DETAILED DESCRIPTION OF THE INVENTION
[0053] In the context of the present invention, the particle size
of the various particles is determined by known and customary
methods, in particular, by laser diffraction.
[0054] The particles according to the invention are especially well
suited for the chemical mechanical polishing of SiO.sub.2 wafers
used for integrated circuits and semiconductor fabrication.
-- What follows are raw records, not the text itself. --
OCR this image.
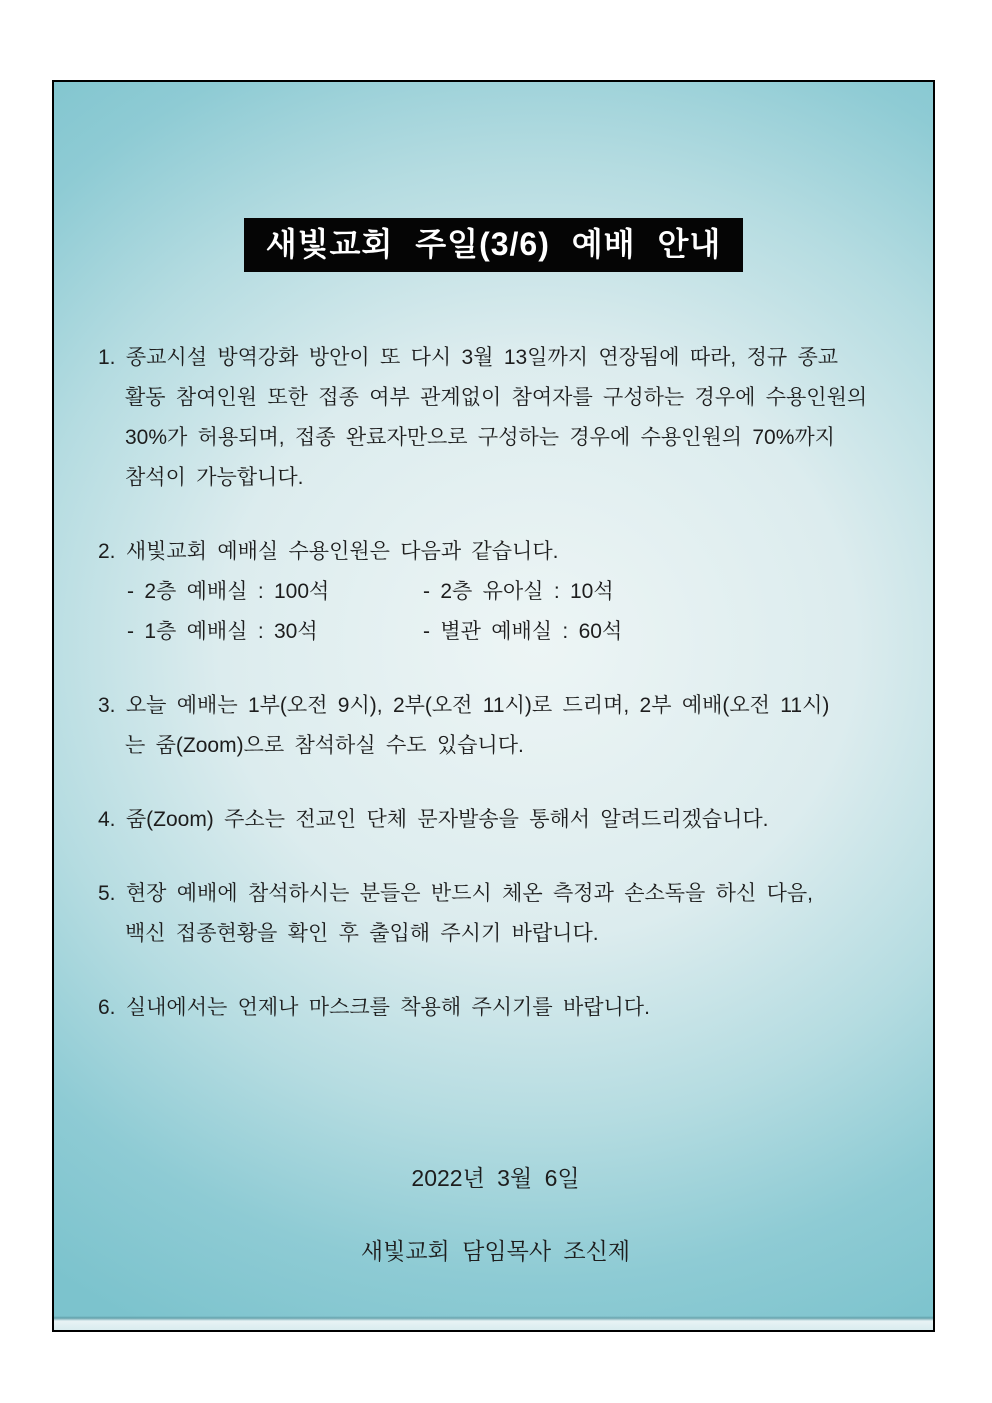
새빛교회 주일(3/6) 예배 안내
1. 종교시설 방역강화 방안이 또 다시 3월 13일까지 연장됨에 따라, 정규 종교
활동 참여인원 또한 접종 여부 관계없이 참여자를 구성하는 경우에 수용인원의
30%가 허용되며, 접종 완료자만으로 구성하는 경우에 수용인원의 70%까지
참석이 가능합니다.
2. 새빛교회 예배실 수용인원은 다음과 같습니다.
- 2층 예배실 : 100석	- 2층 유아실 : 10석
- 1층 예배실 : 30석	- 별관 예배실 : 60석
3. 오늘 예배는 1부(오전 9시), 2부(오전 11시)로 드리며, 2부 예배(오전 11시)
는 줌(Zoom)으로 참석하실 수도 있습니다.
4. 줌(Zoom) 주소는 전교인 단체 문자발송을 통해서 알려드리겠습니다.
5. 현장 예배에 참석하시는 분들은 반드시 체온 측정과 손소독을 하신 다음,
백신 접종현황을 확인 후 출입해 주시기 바랍니다.
6. 실내에서는 언제나 마스크를 착용해 주시기를 바랍니다.
2022년 3월 6일
새빛교회 담임목사 조신제
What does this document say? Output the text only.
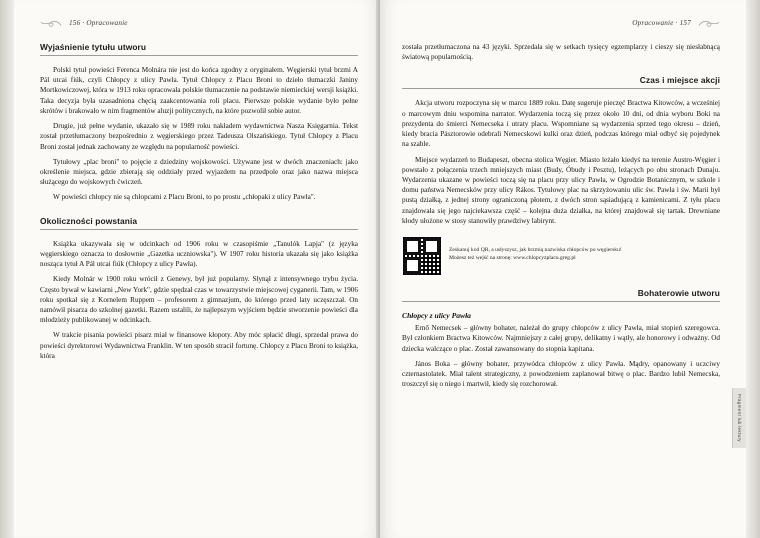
156 · Opracowanie
Wyjaśnienie tytułu utworu

Polski tytuł powieści Ferenca Molnára nie jest do końca zgodny z oryginałem. Węgierski tytuł brzmi A Pál utcai fiúk, czyli Chłopcy z ulicy Pawła. Tytuł Chłopcy z Placu Broni to dzieło tłumaczki Janiny Mortkowiczowej, która w 1913 roku opracowała polskie tłumaczenie na podstawie niemieckiej wersji książki. Taka decyzja była uzasadniona chęcią zaakcentowania roli placu. Pierwsze polskie wydanie było pełne skrótów i brakowało w nim fragmentów aluzji politycznych, na które pozwolił sobie autor.

Drugie, już pełne wydanie, ukazało się w 1989 roku nakładem wydawnictwa Nasza Księgarnia. Tekst został przetłumaczony bezpośrednio z węgierskiego przez Tadeusza Olszańskiego. Tytuł Chłopcy z Placu Broni został jednak zachowany ze względu na popularność powieści.

Tytułowy „plac broni" to pojęcie z dziedziny wojskowości. Używane jest w dwóch znaczeniach: jako określenie miejsca, gdzie zbierają się oddziały przed wyjazdem na przedpole oraz jako nazwa miejsca służącego do wojskowych ćwiczeń.

W powieści chłopcy nie są chłopcami z Placu Broni, to po prostu „chłopaki z ulicy Pawła".

Okoliczności powstania

Książka ukazywała się w odcinkach od 1906 roku w czasopiśmie „Tanulók Lapja" (z języka węgierskiego oznacza to dosłownie „Gazetka uczniowska"). W 1907 roku historia ukazała się jako książka nosząca tytuł A Pál utcai fiúk (Chłopcy z ulicy Pawła).

Kiedy Molnár w 1900 roku wrócił z Genewy, był już popularny. Słynął z intensywnego trybu życia. Często bywał w kawiarni „New York", gdzie spędzał czas w towarzystwie miejscowej cyganerii. Tam, w 1906 roku spotkał się z Kornelem Ruppem – profesorem z gimnazjum, do którego przed laty uczęszczał. On namówił pisarza do szkolnej gazetki. Razem ustalili, że najlepszym wyjściem będzie stworzenie powieści dla młodzieży publikowanej w odcinkach.

W trakcie pisania powieści pisarz miał w finansowe kłopoty. Aby móc spłacić długi, sprzedał prawa do powieści dyrektorowi Wydawnictwa Franklin. W ten sposób stracił fortunę. Chłopcy z Placu Broni to książka, która

Opracowanie · 157

została przetłumaczona na 43 języki. Sprzedała się w setkach tysięcy egzemplarzy i cieszy się niesłabnącą światową popularnością.

Czas i miejsce akcji

Akcja utworu rozpoczyna się w marcu 1889 roku. Datę sugeruje pieczęć Bractwa Kitowców, a wcześniej o marcowym dniu wspomina narrator. Wydarzenia toczą się przez około 10 dni, od dnia wyboru Boki na prezydenta do śmierci Nemecseka i utraty placu. Wspomniane są wydarzenia sprzed tego okresu – dzień, kiedy bracia Pásztorowie odebrali Nemecskowi kulki oraz dzień, podczas którego miał odbyć się pojedynek na szable.

Miejsce wydarzeń to Budapeszt, obecna stolica Węgier. Miasto leżało kiedyś na terenie Austro-Węgier i powstało z połączenia trzech mniejszych miast (Budy, Óbudy i Pesztu), leżących po obu stronach Dunaju. Wydarzenia ukazane w powieści toczą się na placu przy ulicy Pawła, w Ogrodzie Botanicznym, w szkole i domu państwa Nemecsków przy ulicy Rákos. Tytułowy plac na skrzyżowaniu ulic św. Pawła i św. Marii był pustą działką, z jednej strony ograniczoną płotem, z dwóch stron sąsiadującą z kamienicami. Z tyłu placu znajdowała się jego najciekawsza część – kolejna duża działka, na której znajdował się tartak. Drewniane kłody ułożone w stosy stanowiły prawdziwy labirynt.

Zeskanuj kod QR, a usłyszysz, jak brzmią nazwiska chłopców po węgiersku!
Możesz też wejść na stronę: www.chlopcyzplacu.greg.pl
Bohaterowie utworu
Chłopcy z ulicy Pawła

Ernő Nemecsek – główny bohater, należał do grupy chłopców z ulicy Pawła, miał stopień szeregowca. Był członkiem Bractwa Kitowców. Najmniejszy z całej grupy, delikatny i wątły, ale honorowy i odważny. Od dziecka walczące o plac. Został zawansowany do stopnia kapitana.

János Boka – główny bohater, przywódca chłopców z ulicy Pawła. Mądry, opanowany i uczciwy czternastolatek. Miał talent strategiczny, z powodzeniem zaplanował bitwę o plac. Bardzo lubił Nemecska, troszczył się o niego i martwił, kiedy się rozchorował.

Fragment lub lektury
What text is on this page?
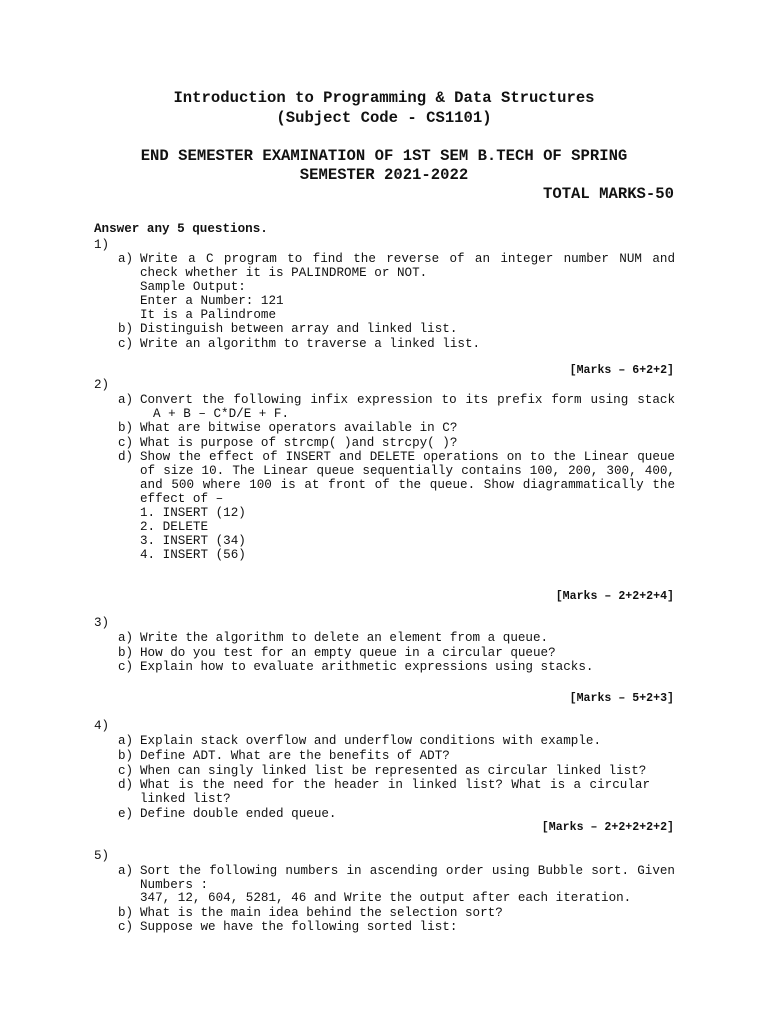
Introduction to Programming & Data Structures
(Subject Code - CS1101)
END SEMESTER EXAMINATION OF 1ST SEM B.TECH OF SPRING
SEMESTER 2021-2022
TOTAL MARKS-50
Answer any 5 questions.
1)
a) Write a C program to find the reverse of an integer number NUM and
check whether it is PALINDROME or NOT.
Sample Output:
Enter a Number: 121
It is a Palindrome
b) Distinguish between array and linked list.
c) Write an algorithm to traverse a linked list.
[Marks – 6+2+2]
2)
a) Convert the following infix expression to its prefix form using stack
A + B – C*D/E + F.
b) What are bitwise operators available in C?
c) What is purpose of strcmp( )and strcpy( )?
d) Show the effect of INSERT and DELETE operations on to the Linear queue
of size 10. The Linear queue sequentially contains 100, 200, 300, 400,
and 500 where 100 is at front of the queue. Show diagrammatically the
effect of –
1. INSERT (12)
2. DELETE
3. INSERT (34)
4. INSERT (56)
[Marks – 2+2+2+4]
3)
a) Write the algorithm to delete an element from a queue.
b) How do you test for an empty queue in a circular queue?
c) Explain how to evaluate arithmetic expressions using stacks.
[Marks – 5+2+3]
4)
a) Explain stack overflow and underflow conditions with example.
b) Define ADT. What are the benefits of ADT?
c) When can singly linked list be represented as circular linked list?
d) What is the need for the header in linked list? What is a circular
linked list?
e) Define double ended queue.
[Marks – 2+2+2+2+2]
5)
a) Sort the following numbers in ascending order using Bubble sort. Given
Numbers :
347, 12, 604, 5281, 46 and Write the output after each iteration.
b) What is the main idea behind the selection sort?
c) Suppose we have the following sorted list:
Despite
the general knowledge that particles with a diameter less than 50
nm give only small polishing rates and good surface finishing,
whereas with large particles high polishing rates and worse surface
finishing are obtained, the comparably small particles according to
the invention have unexpectedly high polishing rates combined with
good surface quality of the polished surfaces and with good surface
uniformity.
[0055] The process according to the invention for preparing
raspberry-type coated particles is a very simple, non-complicated
process wherein the main steps of the synthesis (i. e. steps ii)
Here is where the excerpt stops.